Constraining the maximum asset-portfolio correlation gave bigger returns and smaller volatility.
Previously
“Portfolio diversity” introduced the topic of asset-portfolio correlations. It also generated four sets of long-only random portfolios as of the start of 2011 using constituents of the S&P 500:
- exactly 20 names, weights between 1% and 10%
- exactly 20 names, maximum asset-portfolio correlation of 60%
- exactly 200 names, weights between 0.1% and 1%
- exactly 200 names, maximum asset-portfolio correlation of 60%
Here we see how those random portfolios performed during 2011.
2011 returns
Figures 1 and 2 show the distributions of the returns during the year. The correlation constraint added substantial return for the year.
Figure 1: Distribution of 2011 returns of 20-name random portfolios: weight-constrained (gold) and correlation-constrained (blue). 
Figure 2: Distribution of 2011 returns of 200-name random portfolios: weight-constrained (gold) and correlation-constrained (blue). 
2011 realized volatility
The low correlation portfolios are also — in general — low volatility. Perhaps that is the explanation of the high returns?
Figure 3: Distribution of 2011 realized volatility of 20-name random portfolios: weight-constrained (gold) and correlation-constrained (blue). 
Figure 4: Distribution of 2011 realized volatility of 200-name random portfolios: weight-constrained (gold) and correlation-constrained (blue). 
2011 information ratio
Figure 5: Distribution of 2011 information ratio of 20-name random portfolios: weight-constrained (gold) and correlation-constrained (blue). 

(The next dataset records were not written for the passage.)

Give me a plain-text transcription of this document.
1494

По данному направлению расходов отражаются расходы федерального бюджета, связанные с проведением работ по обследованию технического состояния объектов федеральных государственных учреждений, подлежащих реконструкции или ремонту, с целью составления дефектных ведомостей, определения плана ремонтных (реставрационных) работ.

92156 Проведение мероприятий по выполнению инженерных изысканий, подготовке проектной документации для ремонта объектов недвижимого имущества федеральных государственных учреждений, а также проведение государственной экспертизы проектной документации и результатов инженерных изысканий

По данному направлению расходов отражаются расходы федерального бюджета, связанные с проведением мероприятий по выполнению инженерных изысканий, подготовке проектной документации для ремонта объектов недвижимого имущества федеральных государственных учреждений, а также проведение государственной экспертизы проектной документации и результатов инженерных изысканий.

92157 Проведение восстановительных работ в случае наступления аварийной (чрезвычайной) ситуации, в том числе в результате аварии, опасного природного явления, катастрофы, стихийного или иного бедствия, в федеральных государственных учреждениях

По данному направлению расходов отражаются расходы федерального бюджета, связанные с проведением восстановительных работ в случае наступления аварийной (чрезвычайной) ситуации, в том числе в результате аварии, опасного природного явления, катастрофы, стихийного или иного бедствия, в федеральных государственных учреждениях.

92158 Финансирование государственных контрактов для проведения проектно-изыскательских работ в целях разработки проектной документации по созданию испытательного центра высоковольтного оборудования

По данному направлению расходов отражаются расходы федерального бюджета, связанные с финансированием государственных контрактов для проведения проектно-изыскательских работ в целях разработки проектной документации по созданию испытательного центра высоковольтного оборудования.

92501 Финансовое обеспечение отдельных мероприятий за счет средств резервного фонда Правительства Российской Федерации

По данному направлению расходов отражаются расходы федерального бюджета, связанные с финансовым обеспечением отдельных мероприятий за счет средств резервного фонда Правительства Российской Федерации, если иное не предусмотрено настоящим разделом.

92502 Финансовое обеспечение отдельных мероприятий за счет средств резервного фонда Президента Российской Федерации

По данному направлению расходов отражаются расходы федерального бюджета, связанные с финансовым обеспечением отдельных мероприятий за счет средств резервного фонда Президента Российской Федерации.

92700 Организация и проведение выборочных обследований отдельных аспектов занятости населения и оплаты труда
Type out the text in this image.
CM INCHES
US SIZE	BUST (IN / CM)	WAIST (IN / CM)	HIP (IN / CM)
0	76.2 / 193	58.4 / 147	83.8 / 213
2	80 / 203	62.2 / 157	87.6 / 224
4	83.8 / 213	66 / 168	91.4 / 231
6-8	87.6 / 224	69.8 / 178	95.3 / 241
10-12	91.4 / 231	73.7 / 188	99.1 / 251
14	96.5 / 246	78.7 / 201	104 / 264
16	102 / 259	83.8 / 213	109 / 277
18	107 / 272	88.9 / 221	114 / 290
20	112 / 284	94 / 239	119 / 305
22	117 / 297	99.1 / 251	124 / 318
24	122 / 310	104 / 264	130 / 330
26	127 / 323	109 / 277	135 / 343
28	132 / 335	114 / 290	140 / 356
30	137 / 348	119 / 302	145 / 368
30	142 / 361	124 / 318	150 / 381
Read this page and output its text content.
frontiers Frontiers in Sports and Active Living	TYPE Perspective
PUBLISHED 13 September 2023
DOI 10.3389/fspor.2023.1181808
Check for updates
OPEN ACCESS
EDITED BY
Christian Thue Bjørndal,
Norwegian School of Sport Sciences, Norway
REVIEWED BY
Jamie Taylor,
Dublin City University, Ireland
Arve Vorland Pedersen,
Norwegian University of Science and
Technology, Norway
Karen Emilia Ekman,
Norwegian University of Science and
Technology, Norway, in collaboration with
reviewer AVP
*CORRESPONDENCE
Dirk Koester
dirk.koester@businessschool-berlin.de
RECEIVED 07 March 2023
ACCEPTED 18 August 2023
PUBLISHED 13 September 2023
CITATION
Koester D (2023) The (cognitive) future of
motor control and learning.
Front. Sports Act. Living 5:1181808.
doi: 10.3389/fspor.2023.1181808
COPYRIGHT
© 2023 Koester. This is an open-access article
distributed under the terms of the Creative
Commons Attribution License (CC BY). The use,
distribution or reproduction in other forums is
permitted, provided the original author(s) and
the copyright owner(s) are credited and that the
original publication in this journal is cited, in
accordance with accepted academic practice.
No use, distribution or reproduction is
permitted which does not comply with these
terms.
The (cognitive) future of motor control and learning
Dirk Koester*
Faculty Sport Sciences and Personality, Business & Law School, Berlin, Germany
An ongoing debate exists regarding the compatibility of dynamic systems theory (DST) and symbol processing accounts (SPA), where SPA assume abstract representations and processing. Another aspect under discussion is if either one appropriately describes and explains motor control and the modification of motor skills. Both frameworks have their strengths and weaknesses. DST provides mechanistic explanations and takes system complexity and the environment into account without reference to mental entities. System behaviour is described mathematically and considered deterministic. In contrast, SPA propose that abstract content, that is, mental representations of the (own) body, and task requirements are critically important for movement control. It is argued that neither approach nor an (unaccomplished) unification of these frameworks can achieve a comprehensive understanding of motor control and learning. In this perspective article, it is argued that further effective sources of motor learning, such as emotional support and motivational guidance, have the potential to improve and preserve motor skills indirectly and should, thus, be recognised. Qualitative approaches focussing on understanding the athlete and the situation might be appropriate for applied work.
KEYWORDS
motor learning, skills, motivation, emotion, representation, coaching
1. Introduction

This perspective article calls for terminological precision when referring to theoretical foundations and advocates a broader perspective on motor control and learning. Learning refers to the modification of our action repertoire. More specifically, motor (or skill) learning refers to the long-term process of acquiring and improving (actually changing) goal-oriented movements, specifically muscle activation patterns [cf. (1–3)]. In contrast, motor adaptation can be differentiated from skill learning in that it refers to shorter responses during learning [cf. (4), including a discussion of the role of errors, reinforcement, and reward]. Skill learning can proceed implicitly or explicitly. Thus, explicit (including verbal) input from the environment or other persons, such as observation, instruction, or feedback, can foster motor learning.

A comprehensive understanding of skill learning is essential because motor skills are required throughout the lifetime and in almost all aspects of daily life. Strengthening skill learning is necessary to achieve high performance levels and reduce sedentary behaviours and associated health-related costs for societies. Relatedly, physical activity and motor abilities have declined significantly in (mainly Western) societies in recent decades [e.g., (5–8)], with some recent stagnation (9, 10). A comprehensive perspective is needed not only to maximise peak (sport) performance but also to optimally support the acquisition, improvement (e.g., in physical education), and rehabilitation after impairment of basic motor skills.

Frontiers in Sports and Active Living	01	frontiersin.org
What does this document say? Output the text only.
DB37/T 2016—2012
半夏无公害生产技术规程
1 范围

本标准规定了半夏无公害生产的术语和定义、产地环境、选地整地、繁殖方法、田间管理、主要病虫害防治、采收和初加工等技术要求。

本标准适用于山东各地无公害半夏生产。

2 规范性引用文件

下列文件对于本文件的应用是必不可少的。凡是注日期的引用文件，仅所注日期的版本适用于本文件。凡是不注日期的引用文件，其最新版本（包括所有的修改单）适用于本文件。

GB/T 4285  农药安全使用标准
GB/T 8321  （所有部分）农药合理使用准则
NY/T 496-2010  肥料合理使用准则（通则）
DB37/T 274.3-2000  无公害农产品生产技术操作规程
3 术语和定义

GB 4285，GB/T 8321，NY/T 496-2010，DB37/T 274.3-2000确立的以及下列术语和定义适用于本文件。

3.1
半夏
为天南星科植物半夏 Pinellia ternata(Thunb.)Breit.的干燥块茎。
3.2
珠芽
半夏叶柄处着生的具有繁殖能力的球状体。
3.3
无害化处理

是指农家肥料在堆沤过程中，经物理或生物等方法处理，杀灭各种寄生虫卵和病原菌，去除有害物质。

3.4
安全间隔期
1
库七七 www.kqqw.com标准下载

Figure 6: Distribution of 2011 information ratio of 200-name random portfolios: weight-constrained (gold) and correlation-constrained (blue). 
Summary
Adding the correlation constraint at the start of 2011 would have been quite useful. I doubt that it is a magic bullet though.
Appendix R
The commands to generate the random portfolios were given in “Portfolio diversity”.
portfolio returns
The returns for the full year can be computed by giving valuation a two-row price matrix that has the first and last prices for the period.
> require(PortfolioProbe) > divrp.20w.ret11 <- valuation(divrp.20w, + sp5.close11[c(1,253),], returns='simple')
portfolio volatilities
Computing the volatilities is only slightly more complicated. We get the daily returns for the portfolios and then compute the standard deviation on the returns for each portfolio.
> divrp.20w.vol11 <- 100 * sqrt(252) * apply(valuation( + divrp.20w, sp5.close11, returns='simple'), 2, sd)